= Bacterial oxidation =

Biohydrometallurgical process

Bacteria biooxidation is an oxidation process caused by microbes where the valuable metal remains (but becomes enriched) in the solid phase. In this process, the metal remains in the solid phase and the liquid can be discarded.
Bacterial oxidation is a biohydrometallurgical process developed for pre-cyanidation treatment of refractory gold ores or concentrates. The bacterial culture is a mixed culture of Acidithiobacillus ferrooxidans, Acidithiobacillus thiooxidans and Leptospirillum ferrooxidans. The bacterial oxidation process comprises contacting refractory sulfide ROM ore or concentrate with a strain of the bacterial culture for a suitable treatment period under an optimum operating environment. The bacteria oxidise the sulfide minerals, thus liberating the occluded gold for subsequent recovery via cyanidation.

Under controlled continuous plant conditions, the number of bacterial cells and their activity is optimised to attain the highest rate of sulfide oxidation. The bacteria require a very acidic environment (pH 1.0 to 4.0), a temperature of between 30 and 45 °C, and a steady supply of oxygen and carbon dioxide for optimum growth and activity. The unusual operating conditions for the bacteria are not favourable for the growth of most other microbes, thus eliminating the need for sterility during the bacterial oxidation process.
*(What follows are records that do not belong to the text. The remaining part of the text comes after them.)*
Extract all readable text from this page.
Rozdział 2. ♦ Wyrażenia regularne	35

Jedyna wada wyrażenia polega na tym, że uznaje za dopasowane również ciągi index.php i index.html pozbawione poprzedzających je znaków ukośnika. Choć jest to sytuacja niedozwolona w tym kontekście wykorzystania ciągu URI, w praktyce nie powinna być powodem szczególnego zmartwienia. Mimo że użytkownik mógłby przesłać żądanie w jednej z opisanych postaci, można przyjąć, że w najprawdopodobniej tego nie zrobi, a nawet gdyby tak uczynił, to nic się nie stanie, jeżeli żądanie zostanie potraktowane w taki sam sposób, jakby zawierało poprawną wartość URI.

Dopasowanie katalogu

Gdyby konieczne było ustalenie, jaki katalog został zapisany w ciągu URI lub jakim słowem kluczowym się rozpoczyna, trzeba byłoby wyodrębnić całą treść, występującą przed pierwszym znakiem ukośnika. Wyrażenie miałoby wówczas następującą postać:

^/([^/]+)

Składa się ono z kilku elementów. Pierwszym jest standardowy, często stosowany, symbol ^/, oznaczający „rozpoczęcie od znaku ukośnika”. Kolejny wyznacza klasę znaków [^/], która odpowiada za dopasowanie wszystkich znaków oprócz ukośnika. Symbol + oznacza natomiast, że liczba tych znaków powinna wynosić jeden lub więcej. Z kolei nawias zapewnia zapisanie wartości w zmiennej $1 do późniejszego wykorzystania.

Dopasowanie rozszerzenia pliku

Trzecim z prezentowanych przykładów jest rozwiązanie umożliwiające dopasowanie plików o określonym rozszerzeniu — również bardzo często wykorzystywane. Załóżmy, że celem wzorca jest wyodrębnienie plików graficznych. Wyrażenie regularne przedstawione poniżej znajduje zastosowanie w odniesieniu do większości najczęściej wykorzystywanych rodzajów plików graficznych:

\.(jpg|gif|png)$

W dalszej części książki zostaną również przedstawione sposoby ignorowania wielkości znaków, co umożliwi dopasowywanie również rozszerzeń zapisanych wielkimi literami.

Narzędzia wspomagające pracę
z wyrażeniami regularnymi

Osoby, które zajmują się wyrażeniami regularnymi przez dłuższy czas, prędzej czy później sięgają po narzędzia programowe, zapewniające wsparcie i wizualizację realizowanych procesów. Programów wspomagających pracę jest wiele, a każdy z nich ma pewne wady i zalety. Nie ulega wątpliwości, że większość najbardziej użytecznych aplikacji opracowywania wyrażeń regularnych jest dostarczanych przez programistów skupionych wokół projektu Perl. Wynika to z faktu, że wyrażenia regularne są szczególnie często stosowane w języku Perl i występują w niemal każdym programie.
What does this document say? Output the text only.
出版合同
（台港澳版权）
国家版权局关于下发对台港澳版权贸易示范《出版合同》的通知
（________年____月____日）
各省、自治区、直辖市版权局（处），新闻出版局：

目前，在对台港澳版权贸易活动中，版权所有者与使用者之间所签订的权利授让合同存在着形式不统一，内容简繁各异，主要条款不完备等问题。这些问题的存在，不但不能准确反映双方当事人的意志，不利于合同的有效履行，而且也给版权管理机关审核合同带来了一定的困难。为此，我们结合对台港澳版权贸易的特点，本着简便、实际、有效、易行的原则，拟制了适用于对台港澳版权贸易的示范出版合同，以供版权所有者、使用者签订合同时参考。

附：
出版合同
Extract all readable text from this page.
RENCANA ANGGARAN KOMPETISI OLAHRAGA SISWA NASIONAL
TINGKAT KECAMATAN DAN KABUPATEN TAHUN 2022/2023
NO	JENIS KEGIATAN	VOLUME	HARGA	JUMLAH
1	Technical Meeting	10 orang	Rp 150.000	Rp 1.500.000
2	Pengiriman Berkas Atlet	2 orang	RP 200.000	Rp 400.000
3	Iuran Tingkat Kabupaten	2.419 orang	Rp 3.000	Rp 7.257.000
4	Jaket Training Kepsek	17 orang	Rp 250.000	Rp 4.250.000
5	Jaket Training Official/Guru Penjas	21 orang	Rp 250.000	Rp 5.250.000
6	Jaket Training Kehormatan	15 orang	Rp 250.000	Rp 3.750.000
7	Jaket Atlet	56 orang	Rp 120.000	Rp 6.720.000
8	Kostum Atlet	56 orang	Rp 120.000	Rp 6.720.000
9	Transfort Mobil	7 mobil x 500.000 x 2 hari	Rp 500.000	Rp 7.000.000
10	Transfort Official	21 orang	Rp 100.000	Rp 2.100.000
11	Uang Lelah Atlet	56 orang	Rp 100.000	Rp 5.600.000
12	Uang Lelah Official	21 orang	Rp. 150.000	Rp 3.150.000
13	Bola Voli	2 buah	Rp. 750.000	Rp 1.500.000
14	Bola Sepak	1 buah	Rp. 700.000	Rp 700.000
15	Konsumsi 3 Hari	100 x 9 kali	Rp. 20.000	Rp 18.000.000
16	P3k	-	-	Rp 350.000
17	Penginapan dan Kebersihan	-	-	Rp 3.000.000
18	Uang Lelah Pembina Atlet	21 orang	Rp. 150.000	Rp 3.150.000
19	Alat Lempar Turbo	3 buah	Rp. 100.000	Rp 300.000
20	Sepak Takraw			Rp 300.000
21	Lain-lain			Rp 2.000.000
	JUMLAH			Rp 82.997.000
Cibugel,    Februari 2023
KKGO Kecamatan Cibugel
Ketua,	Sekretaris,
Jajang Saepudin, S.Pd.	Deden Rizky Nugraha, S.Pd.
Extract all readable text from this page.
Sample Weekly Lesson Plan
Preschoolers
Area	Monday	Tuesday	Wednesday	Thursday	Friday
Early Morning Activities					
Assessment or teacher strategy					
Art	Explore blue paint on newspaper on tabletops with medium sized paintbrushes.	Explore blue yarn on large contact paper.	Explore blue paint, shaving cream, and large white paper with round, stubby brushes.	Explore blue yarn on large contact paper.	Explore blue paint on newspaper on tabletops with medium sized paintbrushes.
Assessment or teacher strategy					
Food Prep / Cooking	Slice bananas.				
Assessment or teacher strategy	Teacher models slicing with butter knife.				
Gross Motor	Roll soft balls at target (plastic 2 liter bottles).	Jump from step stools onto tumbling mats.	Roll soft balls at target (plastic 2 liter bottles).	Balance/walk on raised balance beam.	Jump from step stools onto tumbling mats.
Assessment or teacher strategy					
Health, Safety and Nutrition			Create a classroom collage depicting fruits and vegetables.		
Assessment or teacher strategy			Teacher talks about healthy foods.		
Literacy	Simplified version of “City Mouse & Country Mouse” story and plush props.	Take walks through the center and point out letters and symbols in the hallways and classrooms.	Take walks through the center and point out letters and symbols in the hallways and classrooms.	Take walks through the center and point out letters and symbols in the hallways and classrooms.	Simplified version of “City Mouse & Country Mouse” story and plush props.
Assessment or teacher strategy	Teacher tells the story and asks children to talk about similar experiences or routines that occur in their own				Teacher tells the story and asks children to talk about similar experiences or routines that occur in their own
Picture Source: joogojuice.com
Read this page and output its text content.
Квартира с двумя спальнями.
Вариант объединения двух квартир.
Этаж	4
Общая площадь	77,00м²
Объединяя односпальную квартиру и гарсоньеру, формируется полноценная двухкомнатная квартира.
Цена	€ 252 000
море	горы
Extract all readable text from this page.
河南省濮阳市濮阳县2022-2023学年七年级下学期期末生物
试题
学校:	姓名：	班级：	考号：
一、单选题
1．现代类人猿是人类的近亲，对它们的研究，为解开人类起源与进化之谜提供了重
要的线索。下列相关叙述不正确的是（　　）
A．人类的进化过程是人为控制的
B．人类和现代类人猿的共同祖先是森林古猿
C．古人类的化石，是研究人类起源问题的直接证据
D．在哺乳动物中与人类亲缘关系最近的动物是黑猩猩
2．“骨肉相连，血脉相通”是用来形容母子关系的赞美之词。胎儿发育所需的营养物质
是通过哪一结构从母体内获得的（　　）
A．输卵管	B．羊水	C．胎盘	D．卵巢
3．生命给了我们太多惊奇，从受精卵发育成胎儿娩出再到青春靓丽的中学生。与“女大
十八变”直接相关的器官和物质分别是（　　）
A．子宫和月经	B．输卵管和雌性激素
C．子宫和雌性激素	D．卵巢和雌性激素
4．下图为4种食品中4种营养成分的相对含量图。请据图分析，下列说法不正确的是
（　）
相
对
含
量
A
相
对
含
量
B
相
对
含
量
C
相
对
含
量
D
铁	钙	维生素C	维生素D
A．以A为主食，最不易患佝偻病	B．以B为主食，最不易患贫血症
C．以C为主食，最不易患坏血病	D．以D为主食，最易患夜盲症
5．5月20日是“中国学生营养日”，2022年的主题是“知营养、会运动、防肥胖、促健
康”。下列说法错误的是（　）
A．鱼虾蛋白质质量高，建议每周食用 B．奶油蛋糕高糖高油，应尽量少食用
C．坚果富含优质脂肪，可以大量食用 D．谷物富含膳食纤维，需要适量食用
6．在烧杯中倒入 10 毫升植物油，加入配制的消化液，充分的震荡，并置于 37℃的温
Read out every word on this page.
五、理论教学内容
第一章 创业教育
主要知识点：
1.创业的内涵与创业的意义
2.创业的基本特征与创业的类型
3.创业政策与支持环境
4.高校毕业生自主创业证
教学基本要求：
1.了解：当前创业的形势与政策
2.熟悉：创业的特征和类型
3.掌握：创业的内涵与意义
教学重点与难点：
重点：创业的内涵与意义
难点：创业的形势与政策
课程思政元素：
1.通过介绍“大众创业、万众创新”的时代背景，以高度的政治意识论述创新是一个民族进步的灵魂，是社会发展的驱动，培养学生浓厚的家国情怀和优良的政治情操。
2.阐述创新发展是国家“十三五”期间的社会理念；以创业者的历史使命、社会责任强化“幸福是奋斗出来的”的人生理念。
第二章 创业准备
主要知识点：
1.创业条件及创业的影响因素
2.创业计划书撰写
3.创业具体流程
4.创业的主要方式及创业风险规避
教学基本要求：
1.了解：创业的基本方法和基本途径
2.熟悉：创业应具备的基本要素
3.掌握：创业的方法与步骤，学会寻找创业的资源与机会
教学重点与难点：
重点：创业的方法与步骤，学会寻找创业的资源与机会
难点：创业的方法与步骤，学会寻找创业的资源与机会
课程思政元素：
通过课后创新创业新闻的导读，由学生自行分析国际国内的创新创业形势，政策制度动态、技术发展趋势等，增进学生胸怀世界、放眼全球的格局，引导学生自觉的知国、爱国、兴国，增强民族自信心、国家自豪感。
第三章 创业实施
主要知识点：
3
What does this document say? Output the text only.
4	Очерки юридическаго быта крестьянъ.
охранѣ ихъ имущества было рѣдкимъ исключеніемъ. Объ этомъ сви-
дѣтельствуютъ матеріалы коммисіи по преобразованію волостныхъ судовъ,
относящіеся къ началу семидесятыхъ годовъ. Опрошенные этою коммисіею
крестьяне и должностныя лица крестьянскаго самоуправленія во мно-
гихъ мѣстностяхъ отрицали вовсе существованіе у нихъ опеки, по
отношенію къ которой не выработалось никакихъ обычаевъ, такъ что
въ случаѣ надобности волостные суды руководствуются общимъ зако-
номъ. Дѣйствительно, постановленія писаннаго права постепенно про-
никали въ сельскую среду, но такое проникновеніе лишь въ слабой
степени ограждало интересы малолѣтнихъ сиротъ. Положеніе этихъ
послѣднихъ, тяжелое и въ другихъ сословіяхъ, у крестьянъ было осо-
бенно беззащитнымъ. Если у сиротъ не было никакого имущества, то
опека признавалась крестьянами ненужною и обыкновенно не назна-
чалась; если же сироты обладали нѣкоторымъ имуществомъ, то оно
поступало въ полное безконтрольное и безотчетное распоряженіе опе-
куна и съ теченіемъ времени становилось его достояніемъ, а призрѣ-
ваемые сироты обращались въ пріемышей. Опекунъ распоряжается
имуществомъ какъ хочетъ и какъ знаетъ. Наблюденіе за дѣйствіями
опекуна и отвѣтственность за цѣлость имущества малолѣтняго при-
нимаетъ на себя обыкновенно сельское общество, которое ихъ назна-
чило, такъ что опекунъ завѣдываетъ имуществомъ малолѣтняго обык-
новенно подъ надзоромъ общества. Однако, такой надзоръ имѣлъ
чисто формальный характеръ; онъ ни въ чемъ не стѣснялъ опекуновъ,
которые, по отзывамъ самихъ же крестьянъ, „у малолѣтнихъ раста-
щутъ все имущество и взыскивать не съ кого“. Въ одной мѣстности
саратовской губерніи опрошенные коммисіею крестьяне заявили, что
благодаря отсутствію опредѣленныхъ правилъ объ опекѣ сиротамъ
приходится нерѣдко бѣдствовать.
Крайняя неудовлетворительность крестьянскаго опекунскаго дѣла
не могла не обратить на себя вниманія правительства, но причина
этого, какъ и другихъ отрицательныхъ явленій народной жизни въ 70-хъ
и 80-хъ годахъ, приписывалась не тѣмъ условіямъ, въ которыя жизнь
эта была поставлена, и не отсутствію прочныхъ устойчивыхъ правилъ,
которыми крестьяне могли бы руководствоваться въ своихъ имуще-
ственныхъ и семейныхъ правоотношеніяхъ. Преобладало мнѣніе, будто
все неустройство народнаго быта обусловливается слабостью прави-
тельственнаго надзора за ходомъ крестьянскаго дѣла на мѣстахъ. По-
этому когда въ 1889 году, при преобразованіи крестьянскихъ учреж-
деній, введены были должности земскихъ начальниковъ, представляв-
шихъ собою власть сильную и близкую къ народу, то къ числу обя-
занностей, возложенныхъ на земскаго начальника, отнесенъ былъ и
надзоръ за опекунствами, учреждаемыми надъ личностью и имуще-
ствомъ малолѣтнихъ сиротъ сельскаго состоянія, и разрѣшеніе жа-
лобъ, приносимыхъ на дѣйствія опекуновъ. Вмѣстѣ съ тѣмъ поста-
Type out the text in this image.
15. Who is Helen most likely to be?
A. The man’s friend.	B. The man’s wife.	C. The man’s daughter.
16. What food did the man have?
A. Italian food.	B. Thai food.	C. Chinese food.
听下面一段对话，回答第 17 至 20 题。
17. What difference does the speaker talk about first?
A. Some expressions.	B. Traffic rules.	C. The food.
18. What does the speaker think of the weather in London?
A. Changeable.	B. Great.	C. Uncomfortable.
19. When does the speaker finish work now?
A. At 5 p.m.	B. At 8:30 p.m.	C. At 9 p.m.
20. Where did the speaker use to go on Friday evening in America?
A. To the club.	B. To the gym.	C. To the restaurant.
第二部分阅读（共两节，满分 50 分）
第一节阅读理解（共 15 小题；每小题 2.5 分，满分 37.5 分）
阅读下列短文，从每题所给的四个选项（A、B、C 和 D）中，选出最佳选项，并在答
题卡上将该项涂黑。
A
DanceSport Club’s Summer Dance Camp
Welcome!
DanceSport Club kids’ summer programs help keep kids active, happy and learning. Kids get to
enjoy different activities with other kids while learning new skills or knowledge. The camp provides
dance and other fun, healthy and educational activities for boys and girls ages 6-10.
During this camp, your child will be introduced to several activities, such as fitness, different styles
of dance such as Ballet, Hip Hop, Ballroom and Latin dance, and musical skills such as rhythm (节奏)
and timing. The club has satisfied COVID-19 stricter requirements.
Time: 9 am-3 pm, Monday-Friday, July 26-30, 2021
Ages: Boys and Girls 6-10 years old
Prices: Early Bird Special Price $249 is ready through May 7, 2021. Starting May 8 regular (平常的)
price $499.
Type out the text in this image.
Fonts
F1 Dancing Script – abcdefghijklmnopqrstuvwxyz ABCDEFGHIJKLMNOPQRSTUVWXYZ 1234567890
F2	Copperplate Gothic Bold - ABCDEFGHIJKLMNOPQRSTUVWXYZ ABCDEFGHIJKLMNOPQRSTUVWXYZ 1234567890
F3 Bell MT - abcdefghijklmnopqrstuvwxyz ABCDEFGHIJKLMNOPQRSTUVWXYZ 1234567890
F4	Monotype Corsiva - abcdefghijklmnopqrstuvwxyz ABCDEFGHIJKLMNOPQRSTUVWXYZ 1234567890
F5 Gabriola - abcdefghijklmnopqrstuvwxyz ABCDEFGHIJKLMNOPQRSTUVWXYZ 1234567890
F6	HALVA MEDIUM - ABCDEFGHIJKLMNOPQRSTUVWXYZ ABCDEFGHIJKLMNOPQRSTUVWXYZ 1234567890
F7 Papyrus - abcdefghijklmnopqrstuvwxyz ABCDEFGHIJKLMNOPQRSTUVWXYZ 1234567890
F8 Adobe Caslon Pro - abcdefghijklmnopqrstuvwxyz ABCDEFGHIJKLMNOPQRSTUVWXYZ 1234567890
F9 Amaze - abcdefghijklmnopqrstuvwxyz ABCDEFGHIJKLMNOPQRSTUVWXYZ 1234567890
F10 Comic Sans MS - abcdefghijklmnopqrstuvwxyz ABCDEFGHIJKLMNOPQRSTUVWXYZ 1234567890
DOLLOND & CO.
Because organic substances are toxic to the bacteria, they are non-pathogenic and incapable of causing disease. The bacteria employed in the process do not, therefore, pose a health risk to humans or any animals.

The bacterial oxidation of iron sulfide minerals produces iron(III) sulfate and sulfuric acid, and in the case of arsenopyrite, arsenic acid is also produced. The arsenic is removed from the liquor by coprecipitation with the iron and sulfate in a two-stage neutralisation process. This produces a solid neutralisation precipitate containing largely calcium sulfate, basic iron(III) arsenate and iron(III) hydroxide. The iron(III) arsenate is sufficiently insoluble and stable to allow the neutralisation product to be safely disposed of on a slimes dam. The neutralisation liquor, purified to contain an acceptable level of arsenic, can be re-used in the milling, flotation or bacterial oxidation circuits.